Investigators—led by Craig Leonardi, MD, of Central Dermatology in St. Louis, MO—conducted a cohort analysis of patients treated at a St. Louis-based dermatology practice. The team sought to assess plaque psoriasis severity and quality of life (QoL) in three-month intervals of patients treated with ixekizumab over their first year.
The patient population were 106 adults (median age 47.9 years), 93% Caucasian and 67% male. Another 95% were privately insured. About three-fourths (74%; n= 78) of patients had received previous biologic therapy for their psoriasis—most commonly a tumor necrosis fact (TNF) alpha inhibitor (n= 47), secukinumab (n= 27), and/or ustekinumab (n= 12). Approximately half (52%) had previously received systemic therapy including methotrexate, and another half (51%) received topical treatment.
Investigators assessed the patients’ scores for body surface area (BSA), static Physician Global Assessments (sPGA), and Dermatology QoL Index (DLQI) at 1 month post-index, and at three-month intervals both pre- and post-index.
By 1 month, more than half of the observed patients (59%) had achieved clear or nearly clear skin (sPGA scores of 0 or 1), and most (70%) had achieved BSA ≤1%. At 3 months, 74% of patients had achieved clear or nearly clear skin, and another 84% had achieved BSA ≤ 1%.

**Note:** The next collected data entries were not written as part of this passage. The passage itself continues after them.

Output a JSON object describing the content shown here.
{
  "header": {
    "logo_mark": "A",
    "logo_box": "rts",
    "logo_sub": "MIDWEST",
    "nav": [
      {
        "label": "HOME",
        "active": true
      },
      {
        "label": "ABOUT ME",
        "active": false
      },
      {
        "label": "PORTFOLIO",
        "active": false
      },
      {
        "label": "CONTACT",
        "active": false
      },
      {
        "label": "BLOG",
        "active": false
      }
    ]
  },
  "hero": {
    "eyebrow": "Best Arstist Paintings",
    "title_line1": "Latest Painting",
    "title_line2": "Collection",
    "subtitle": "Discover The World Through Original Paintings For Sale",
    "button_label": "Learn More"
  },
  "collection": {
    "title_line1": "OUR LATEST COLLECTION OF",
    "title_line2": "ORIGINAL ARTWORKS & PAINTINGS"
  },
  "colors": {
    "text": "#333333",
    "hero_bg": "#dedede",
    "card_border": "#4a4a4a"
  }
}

In assessing for treatment duration at 12 months, investigators found 63% of patients still reported scores of 0 or 1 for sPGA, and 82% achieved BSA ≤ 1%. Median decrease from each time point was approximately 3% for BSA, and about 2 points for both sPGA and DLQI scores. These scores were assessed in the 74% (n= 78) of patients in the cohort to continue ixekizumab treatment through 1 year.

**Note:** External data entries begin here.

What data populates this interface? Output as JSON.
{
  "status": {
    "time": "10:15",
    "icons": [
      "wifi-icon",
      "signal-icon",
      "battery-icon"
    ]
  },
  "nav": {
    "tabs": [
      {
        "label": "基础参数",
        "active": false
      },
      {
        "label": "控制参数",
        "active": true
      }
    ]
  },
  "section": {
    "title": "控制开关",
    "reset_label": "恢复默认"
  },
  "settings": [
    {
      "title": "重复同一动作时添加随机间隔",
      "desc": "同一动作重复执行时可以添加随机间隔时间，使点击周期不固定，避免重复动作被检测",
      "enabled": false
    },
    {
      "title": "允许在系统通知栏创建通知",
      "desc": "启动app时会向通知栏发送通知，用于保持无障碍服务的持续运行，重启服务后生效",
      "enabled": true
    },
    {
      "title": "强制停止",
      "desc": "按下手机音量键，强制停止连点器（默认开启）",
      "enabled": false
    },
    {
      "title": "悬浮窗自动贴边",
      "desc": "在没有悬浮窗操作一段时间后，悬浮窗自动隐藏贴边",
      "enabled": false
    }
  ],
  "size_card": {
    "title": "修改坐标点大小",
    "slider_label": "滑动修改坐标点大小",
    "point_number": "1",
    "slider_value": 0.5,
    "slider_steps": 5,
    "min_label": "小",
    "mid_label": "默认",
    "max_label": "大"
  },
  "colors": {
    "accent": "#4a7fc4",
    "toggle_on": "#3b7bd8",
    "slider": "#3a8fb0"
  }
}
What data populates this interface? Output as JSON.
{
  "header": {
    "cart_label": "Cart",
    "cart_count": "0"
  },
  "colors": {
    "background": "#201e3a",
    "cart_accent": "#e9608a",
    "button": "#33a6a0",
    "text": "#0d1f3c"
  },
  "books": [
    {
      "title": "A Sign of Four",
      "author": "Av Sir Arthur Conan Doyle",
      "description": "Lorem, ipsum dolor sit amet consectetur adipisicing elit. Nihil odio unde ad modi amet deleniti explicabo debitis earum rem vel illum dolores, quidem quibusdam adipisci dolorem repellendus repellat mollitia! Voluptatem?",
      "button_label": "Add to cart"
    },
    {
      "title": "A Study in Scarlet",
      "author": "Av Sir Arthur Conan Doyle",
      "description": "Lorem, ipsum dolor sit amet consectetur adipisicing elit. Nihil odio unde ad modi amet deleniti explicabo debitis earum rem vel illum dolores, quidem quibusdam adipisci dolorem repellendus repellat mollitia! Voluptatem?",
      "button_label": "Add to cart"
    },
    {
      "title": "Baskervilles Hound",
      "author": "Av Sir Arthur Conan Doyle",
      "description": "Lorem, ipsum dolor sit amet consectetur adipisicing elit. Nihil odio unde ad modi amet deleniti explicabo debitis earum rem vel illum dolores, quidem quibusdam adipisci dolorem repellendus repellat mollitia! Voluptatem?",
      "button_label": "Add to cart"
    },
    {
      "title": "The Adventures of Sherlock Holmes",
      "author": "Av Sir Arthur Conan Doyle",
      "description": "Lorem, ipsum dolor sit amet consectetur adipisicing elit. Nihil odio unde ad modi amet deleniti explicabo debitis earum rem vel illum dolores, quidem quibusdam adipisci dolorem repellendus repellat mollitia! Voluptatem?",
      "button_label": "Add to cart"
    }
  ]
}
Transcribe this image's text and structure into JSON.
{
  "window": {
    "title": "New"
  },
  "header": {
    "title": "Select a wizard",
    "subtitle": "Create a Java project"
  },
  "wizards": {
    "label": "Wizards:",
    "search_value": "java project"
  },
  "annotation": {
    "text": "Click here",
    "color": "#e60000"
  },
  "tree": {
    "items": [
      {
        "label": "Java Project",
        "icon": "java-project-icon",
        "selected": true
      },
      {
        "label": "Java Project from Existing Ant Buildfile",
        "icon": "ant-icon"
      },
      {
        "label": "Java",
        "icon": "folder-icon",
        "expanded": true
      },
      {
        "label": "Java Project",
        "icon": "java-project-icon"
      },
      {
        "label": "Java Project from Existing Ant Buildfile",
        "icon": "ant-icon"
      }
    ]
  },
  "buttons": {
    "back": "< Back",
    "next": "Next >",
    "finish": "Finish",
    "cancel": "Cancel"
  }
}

At 12 months, 66.7% (n= 48) of patients reported a DLQI score of 0-1, indicating the psoriasis had “no effect” on their life. Another 15.3% (n= 11) reported it as just having a “small effect” on their life, as indicated by a score of 2-5.
According to investigators, the BSA ≤ 1% score is a target set by the National Psoriasis Foundation (NPF) for treatment. More than 80% of ixekizumab-treated patients achieved this target at three- and six-month intervals.
Investigators concluded the biologic is associated with quick improvements in disease severity and QoL, with one-year sustained effects. That said, they also called for larger multi-site studies to corroborate their findings.
The study, “Disease Severity and Quality of Life among Ixekizumab-Treated Psoriasis Patients in the Real-World Setting: Results from a Single US Dermatology Referral Practice,” were presented at AAD 2019.